Credit to Monday Never for the excellent video.

This morning I watched a video put together by the folks from Monday Never who were onboard the vessel Tilly Mint, the yacht that rescued the displaced family. It’s a well-done video, and one worth watching, as it contains a number of lessons. In my opinion, the people involved with the rescue did a great job, and have my complete respect. The back side of the story — what went on prior to the rescue — can be found on the Coombes family’s website.

Before you post a comment with some “They should have done this…” admonition, make sure that you first watch the video, and read the family’s account of the incident in its entirety. And then truly ask yourself, what could you have done differently?


  1. Thank you so much for sharing! Hopefully with all of us working together, we can help this wonderful family get their boat back. – Lots of love, Cat (Monday Never)

  2. There is video by s/v Delos on YouTube which details their abandon ship procedures, and of course the movie “All is Lost” shows a well prepared sailor working through many problems. They appear to be totally unprepared for an ocean crossing (or worse). Mike has a post about emergency rudders written some time ago, read it. I suspect they don’t have a Jordan series drogue, paper charts, can navigate without GPS, 6 months food and water, a plan to deal with a large hole in the boat and many other things I consider essential for even a short ocean voyage . People seem to think they can expect help on the ocean, don’t. You need to plan to be totally self sufficient. I could be much harsher but I will stop now, just my 2 pence worth….

  3. >>You’re kidding about the “All is Lost” movie, right?
    yes and no, by that I mean the movie is Hollywood at its worst. It does show some safety aspects that I consider important many readers probably ignore.
    1) Do you have fiberglass repair material on board or a suitable replacement (like carbon fibre squares of tape 1m square) so you can make it to port.
    2) Can you climb the mast? if you haven’t done so before leaving on the voyage the middle of the ocean is not the place to learn, Do you have the equipment on board to do this?
    3) Expect and plan for a major issue(s) and you won’t lose your home.

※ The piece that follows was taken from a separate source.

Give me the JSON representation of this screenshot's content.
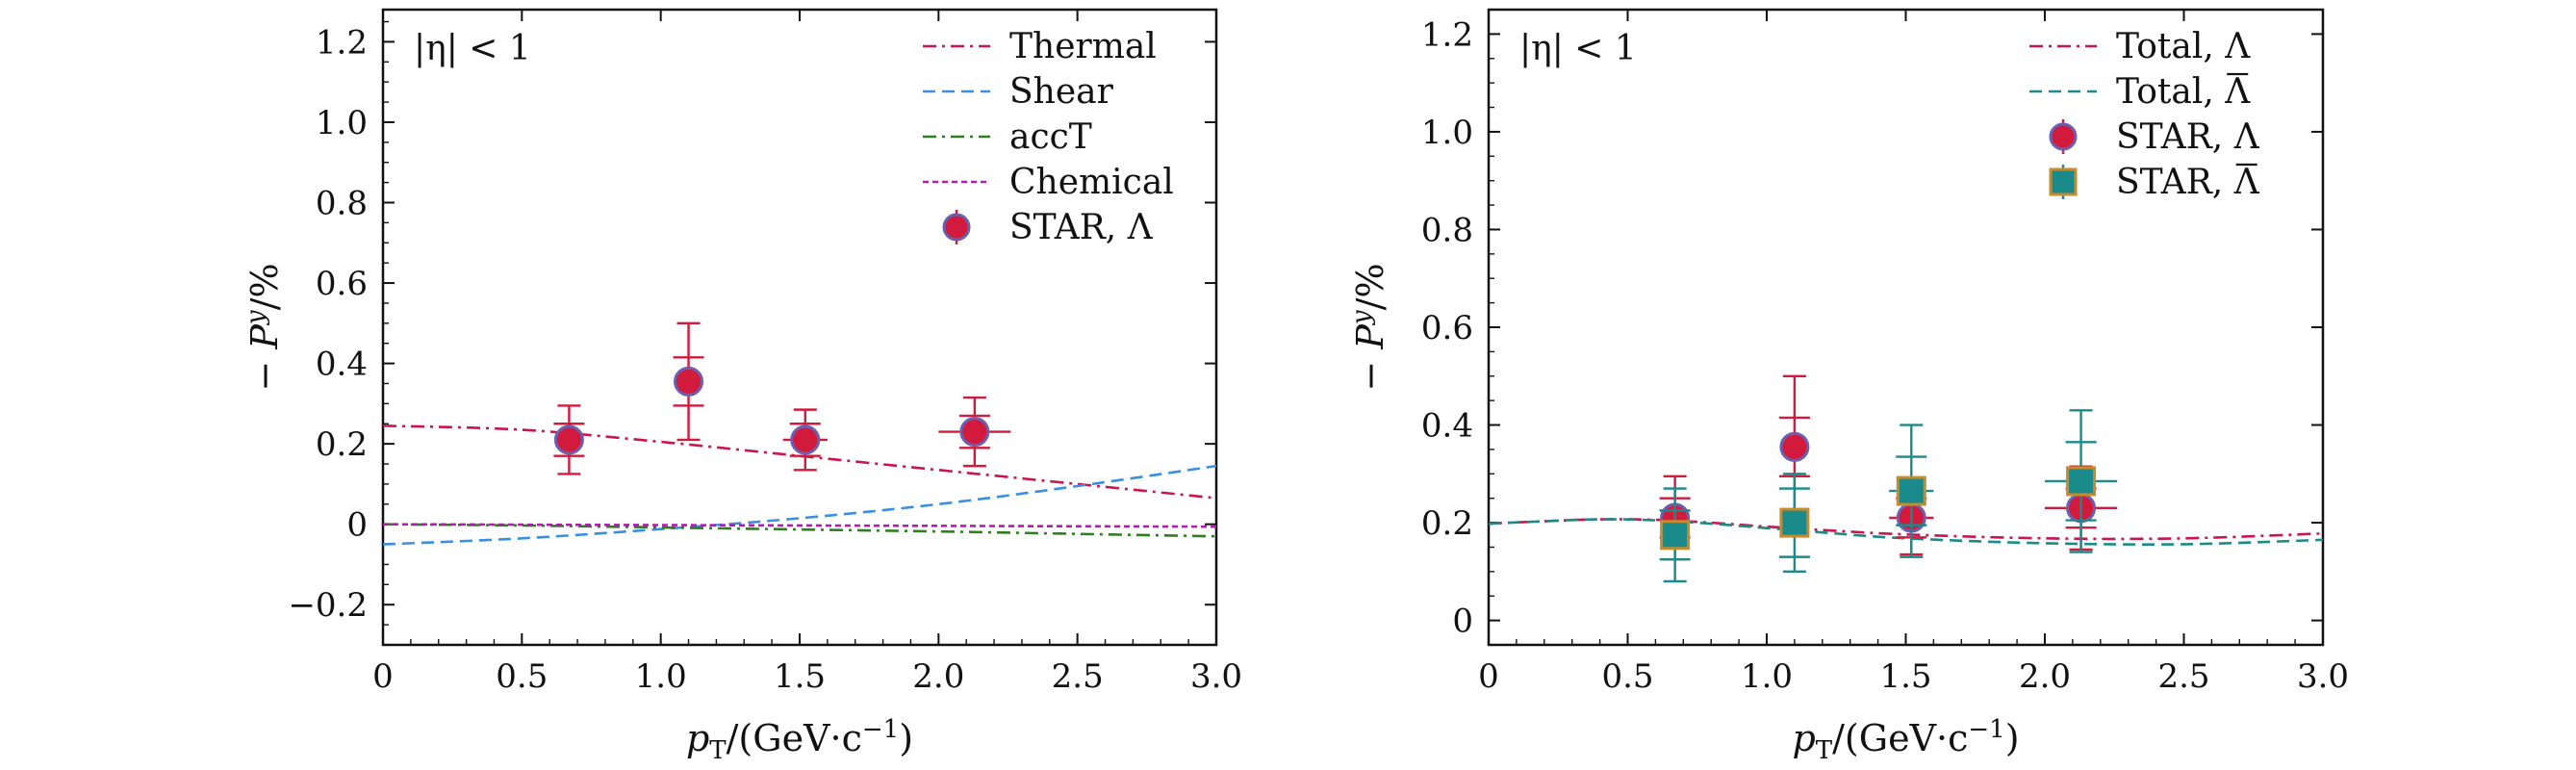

    To be clear about my last statement, even if their boat is found afloat…. once it is abandoned it is considered salvage. They no longer own it.. Sorry to be un-PC.

    • Bill. While the things you mention are valid, that movie was horrible! I couldn’t stop screaming at the TV. They could have paid ANY 1st-year cruiser a case of beer to consult with them and it would have ended up better.

  4. no arguments, I said it was Hollywood at its worst. So much misinformation and drama. Try lighting a flare in a rubber boat, slag will…. you know the story. You won’t ever get me in a life raft to die. Made my boat unsinkable, not Titanic unsinkable the real deal.